As I read on, my convictions firmed up. Beautiful is a publisher of traditional books, audio books and music downloads. Between starting business in 2005 and earlier this month, it raised £400,000 in cash via share issues, a net £86,000 in bank loans and £36,000 via directors' loans (these loan figures are as of its balance sheet date, June 2008). So that was £522,000 of cash in.

Of this, as of June 2008, there was just £12,000 left. The rest helped to meet Beautiful's trading losses over the two years of £512,000 and the £153,000 it has already spent on professional and other fees in connection with the earlier share issues.

Such losses are part and parcel of commencing a publishing company from scratch. But there is no immediate sign of the loss turning to a profit. In the six months to June 2008, Beautiful doubled its sales to £213,000 compared with the preceding six months, but the gross profit generated (after distribution costs) was just £70,000. This made only a small dent on Beautiful's overheads and other administrative expenses, which came to £445,000 in the six months. This figure does not include those fund raising costs, which were charged straight to the balance sheet.

So, Beautiful needs money and needs it fast. You'd expect the terms to reflect this, especially since this is the second attempt this year to raise the £600,000. The first effort, for which the price was 12.5p per share, was closed down after it had raised £265,000. Nevertheless, this time round the company is being valued at 15p a share, or 20 per cent more than the figure applied a few months ago. You need a bold stockbroker to make that sort of decision.
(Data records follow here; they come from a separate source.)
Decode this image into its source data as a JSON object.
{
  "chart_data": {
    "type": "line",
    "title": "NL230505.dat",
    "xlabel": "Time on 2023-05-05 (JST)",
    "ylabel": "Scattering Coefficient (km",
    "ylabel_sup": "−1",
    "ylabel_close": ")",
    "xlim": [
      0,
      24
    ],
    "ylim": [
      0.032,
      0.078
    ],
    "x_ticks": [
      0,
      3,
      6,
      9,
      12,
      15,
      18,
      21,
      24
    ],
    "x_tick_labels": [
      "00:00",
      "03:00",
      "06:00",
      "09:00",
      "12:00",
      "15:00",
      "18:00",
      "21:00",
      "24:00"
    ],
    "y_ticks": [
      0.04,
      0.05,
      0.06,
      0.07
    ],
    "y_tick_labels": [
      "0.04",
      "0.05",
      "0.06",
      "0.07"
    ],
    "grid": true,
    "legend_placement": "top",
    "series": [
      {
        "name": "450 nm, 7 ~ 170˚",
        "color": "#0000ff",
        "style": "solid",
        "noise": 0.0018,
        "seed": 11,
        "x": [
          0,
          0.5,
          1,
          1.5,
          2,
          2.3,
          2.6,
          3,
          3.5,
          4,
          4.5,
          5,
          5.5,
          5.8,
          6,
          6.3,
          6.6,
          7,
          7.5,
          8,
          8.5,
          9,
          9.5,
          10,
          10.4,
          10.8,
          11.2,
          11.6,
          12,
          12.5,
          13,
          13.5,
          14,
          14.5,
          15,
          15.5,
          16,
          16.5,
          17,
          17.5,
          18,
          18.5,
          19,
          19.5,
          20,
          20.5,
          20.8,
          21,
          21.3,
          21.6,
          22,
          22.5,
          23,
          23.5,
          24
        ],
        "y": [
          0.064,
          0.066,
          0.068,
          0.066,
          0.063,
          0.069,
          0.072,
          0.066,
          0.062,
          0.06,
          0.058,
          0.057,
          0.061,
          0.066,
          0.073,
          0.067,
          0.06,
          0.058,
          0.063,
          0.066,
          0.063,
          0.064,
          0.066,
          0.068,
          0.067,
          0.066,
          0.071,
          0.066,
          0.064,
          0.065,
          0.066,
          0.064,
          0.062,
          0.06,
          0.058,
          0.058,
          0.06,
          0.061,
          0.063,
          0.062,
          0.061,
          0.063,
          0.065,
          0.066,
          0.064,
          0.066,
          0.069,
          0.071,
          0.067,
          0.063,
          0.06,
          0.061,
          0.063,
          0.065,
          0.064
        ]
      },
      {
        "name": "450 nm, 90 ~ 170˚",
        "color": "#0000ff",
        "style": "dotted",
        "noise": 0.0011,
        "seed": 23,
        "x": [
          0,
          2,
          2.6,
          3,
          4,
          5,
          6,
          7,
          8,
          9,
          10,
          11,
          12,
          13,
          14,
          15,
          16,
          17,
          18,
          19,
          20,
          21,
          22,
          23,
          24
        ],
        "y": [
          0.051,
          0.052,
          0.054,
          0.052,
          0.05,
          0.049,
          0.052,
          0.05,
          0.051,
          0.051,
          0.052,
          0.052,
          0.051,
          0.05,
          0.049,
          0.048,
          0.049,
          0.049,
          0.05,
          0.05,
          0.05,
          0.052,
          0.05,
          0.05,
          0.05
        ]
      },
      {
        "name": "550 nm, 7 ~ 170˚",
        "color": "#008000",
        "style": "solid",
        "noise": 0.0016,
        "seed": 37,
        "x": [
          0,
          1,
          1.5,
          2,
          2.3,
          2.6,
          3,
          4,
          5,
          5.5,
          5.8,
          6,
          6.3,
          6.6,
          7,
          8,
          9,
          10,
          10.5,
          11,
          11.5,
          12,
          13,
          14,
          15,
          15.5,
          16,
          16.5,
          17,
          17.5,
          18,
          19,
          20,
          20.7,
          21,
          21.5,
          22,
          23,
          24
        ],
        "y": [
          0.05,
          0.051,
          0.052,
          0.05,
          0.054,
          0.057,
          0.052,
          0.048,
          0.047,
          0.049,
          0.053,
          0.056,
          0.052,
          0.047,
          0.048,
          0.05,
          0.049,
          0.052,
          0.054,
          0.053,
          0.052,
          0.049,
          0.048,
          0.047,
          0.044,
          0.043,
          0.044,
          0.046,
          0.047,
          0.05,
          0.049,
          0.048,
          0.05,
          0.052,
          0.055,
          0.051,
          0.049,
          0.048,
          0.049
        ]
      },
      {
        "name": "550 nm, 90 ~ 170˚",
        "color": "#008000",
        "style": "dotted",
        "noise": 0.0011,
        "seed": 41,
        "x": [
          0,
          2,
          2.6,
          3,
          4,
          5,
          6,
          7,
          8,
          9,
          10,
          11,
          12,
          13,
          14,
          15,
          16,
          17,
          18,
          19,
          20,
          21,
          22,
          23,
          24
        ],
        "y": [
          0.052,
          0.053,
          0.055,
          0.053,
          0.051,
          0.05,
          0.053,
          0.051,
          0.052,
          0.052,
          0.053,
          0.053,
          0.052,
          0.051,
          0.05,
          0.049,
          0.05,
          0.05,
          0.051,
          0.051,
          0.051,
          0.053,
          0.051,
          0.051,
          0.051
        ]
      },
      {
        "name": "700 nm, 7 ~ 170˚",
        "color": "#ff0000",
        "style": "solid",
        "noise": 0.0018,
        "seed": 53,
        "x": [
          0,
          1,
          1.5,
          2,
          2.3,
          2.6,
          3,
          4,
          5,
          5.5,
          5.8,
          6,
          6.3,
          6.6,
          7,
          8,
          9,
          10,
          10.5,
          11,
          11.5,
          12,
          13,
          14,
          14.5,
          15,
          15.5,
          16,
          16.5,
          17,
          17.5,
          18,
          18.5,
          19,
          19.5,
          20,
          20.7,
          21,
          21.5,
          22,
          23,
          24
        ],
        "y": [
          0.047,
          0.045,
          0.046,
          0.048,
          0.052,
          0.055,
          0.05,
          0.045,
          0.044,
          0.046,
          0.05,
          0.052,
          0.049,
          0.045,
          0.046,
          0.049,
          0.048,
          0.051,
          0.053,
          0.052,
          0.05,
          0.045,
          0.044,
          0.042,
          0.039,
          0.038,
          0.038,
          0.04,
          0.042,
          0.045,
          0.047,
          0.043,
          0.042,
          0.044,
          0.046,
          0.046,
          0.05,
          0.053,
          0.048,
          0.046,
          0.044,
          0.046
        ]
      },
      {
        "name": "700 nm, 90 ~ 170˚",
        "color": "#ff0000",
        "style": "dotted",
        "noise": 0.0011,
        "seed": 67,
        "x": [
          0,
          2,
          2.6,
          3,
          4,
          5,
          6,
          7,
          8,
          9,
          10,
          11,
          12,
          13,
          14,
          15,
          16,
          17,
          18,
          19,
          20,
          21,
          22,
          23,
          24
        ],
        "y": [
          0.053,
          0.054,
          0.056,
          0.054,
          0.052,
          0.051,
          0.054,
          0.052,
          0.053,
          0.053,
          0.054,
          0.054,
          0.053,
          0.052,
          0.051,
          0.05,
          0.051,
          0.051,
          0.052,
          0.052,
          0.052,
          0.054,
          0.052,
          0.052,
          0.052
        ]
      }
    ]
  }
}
In return for throwing The Beautiful Group this financial lifeline, the clients of Wills & Co are receiving just 21 per cent of the company.

The prospectus reveals that Peter Shakeshaft, a director of Wills & Co, owns one million shares in Beautiful, which he bought from the company's previous financial advisers. In my view, the prospectus - sorry, non-prospectus - ought to reveal what he paid for these shares and commit Mr Shakeshaft to hold them for 12 months. I quizzed him about both matters but he was non-committal.
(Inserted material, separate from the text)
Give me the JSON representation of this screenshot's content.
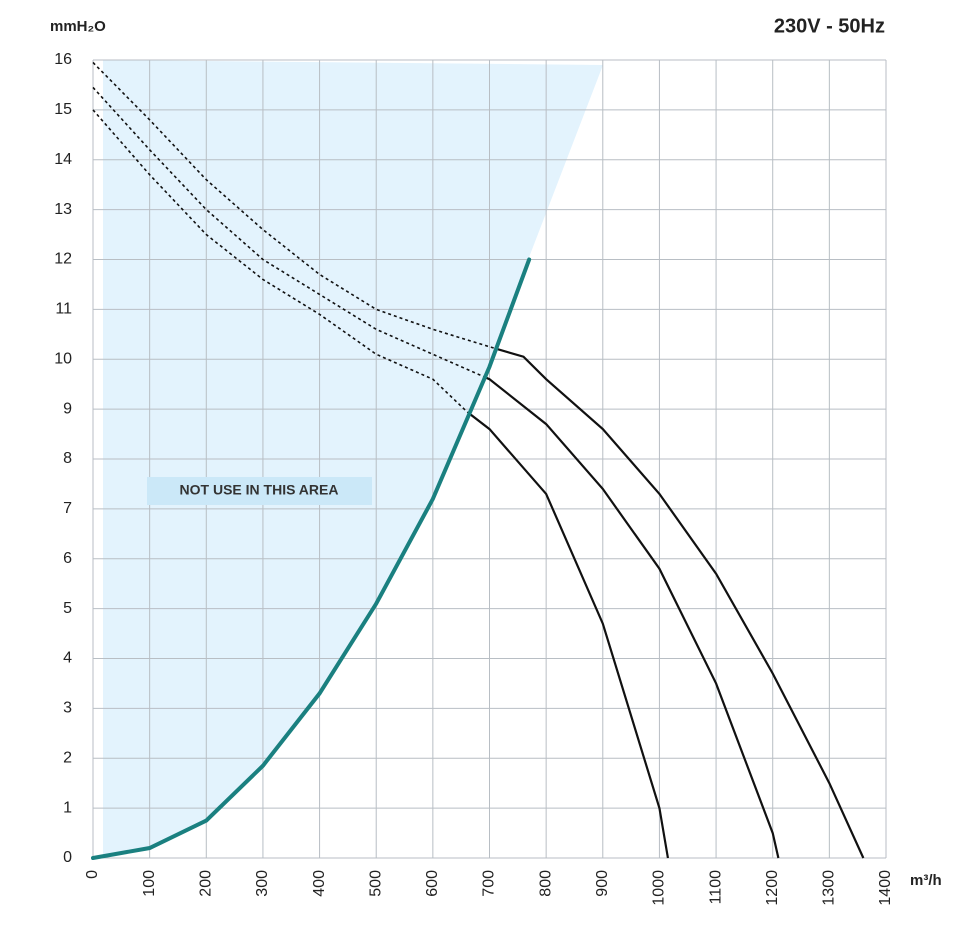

I also spoke to Beautiful's founder, Simon Petherick. There is no doubt that he is a man on a mission to build a successful publisher and that he has achieved some successes. Three or four of the titles he has published have attracted quite a bit of publicity in the book trade. But how you turn £390,000 of investment into the four or fivefold increase in turnover that will begin to cover Beautiful's overheads… before the money runs out… as to this I gained no insight from him.
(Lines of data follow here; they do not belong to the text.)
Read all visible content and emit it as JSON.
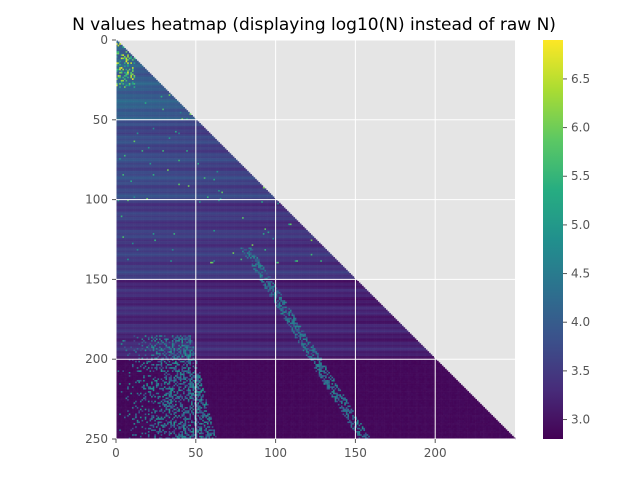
{
  "chart_data": {
    "type": "heatmap",
    "title": "N values heatmap (displaying log10(N) instead of raw N)",
    "xlabel": "",
    "ylabel": "",
    "shape": [
      250,
      250
    ],
    "mask": "upper-triangle (col > row) not displayed",
    "xlim": [
      0,
      250
    ],
    "ylim": [
      250,
      0
    ],
    "x_ticks": [
      0,
      50,
      100,
      150,
      200
    ],
    "y_ticks": [
      0,
      50,
      100,
      150,
      200,
      250
    ],
    "grid": true,
    "colormap": "viridis",
    "color_range": [
      2.8,
      6.9
    ],
    "colorbar_ticks": [
      "3.0",
      "3.5",
      "4.0",
      "4.5",
      "5.0",
      "5.5",
      "6.0",
      "6.5"
    ],
    "colorbar_tick_values": [
      3.0,
      3.5,
      4.0,
      4.5,
      5.0,
      5.5,
      6.0,
      6.5
    ],
    "background_color": "#e5e5e5",
    "description_values": {
      "low_value": 2.85,
      "band_values_by_row": [
        {
          "rows": [
            0,
            50
          ],
          "value": 4.1
        },
        {
          "rows": [
            50,
            100
          ],
          "value": 3.75
        },
        {
          "rows": [
            100,
            150
          ],
          "value": 3.55
        },
        {
          "rows": [
            150,
            200
          ],
          "value": 3.3
        },
        {
          "rows": [
            200,
            250
          ],
          "value": 2.9
        }
      ],
      "diagonal_streak_peak": 4.8,
      "corner_peak": 6.9
    }
  }
}
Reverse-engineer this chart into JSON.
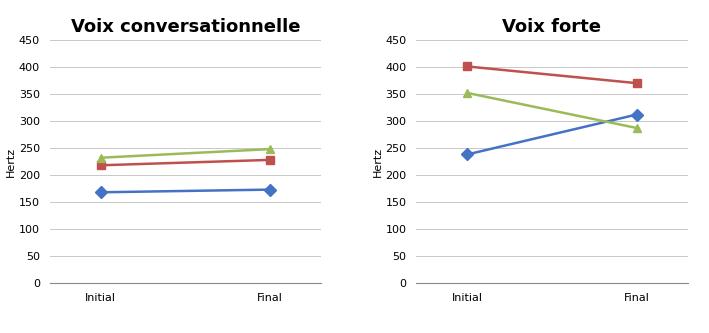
{
  "left_title": "Voix conversationnelle",
  "right_title": "Voix forte",
  "ylabel": "Hertz",
  "x_labels": [
    "Initial",
    "Final"
  ],
  "ylim": [
    0,
    450
  ],
  "yticks": [
    0,
    50,
    100,
    150,
    200,
    250,
    300,
    350,
    400,
    450
  ],
  "left_series": [
    {
      "color": "#4472C4",
      "marker": "D",
      "initial": 168,
      "final": 173
    },
    {
      "color": "#C0504D",
      "marker": "s",
      "initial": 218,
      "final": 228
    },
    {
      "color": "#9BBB59",
      "marker": "^",
      "initial": 232,
      "final": 248
    }
  ],
  "right_series": [
    {
      "color": "#4472C4",
      "marker": "D",
      "initial": 238,
      "final": 312
    },
    {
      "color": "#C0504D",
      "marker": "s",
      "initial": 401,
      "final": 370
    },
    {
      "color": "#9BBB59",
      "marker": "^",
      "initial": 352,
      "final": 287
    }
  ],
  "title_fontsize": 13,
  "axis_label_fontsize": 8,
  "tick_fontsize": 8,
  "line_width": 1.8,
  "marker_size": 6,
  "grid_color": "#C8C8C8",
  "grid_lw": 0.7
}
Why would anyone invest in this company, which is surely going to need another great dollop of money within a few months? Perhaps they would be persuaded to do so by the Wills & Co sales team. However, it is worth noting that Wills' exploits in the penny share department last year resulted in a £70,000 fine (reduced to £49,000 on account of being paid in good time) from the Financial Services Authority.

The FSA would have done Wills' 15,000 clients a much greater service by requiring it to distribute that judgement to them. And to require all prospectuses or quasi-prospectuses, especially those aimed at the uninitiated, to be accompanied by a record of the success of the previous issues sponsored by the promoter.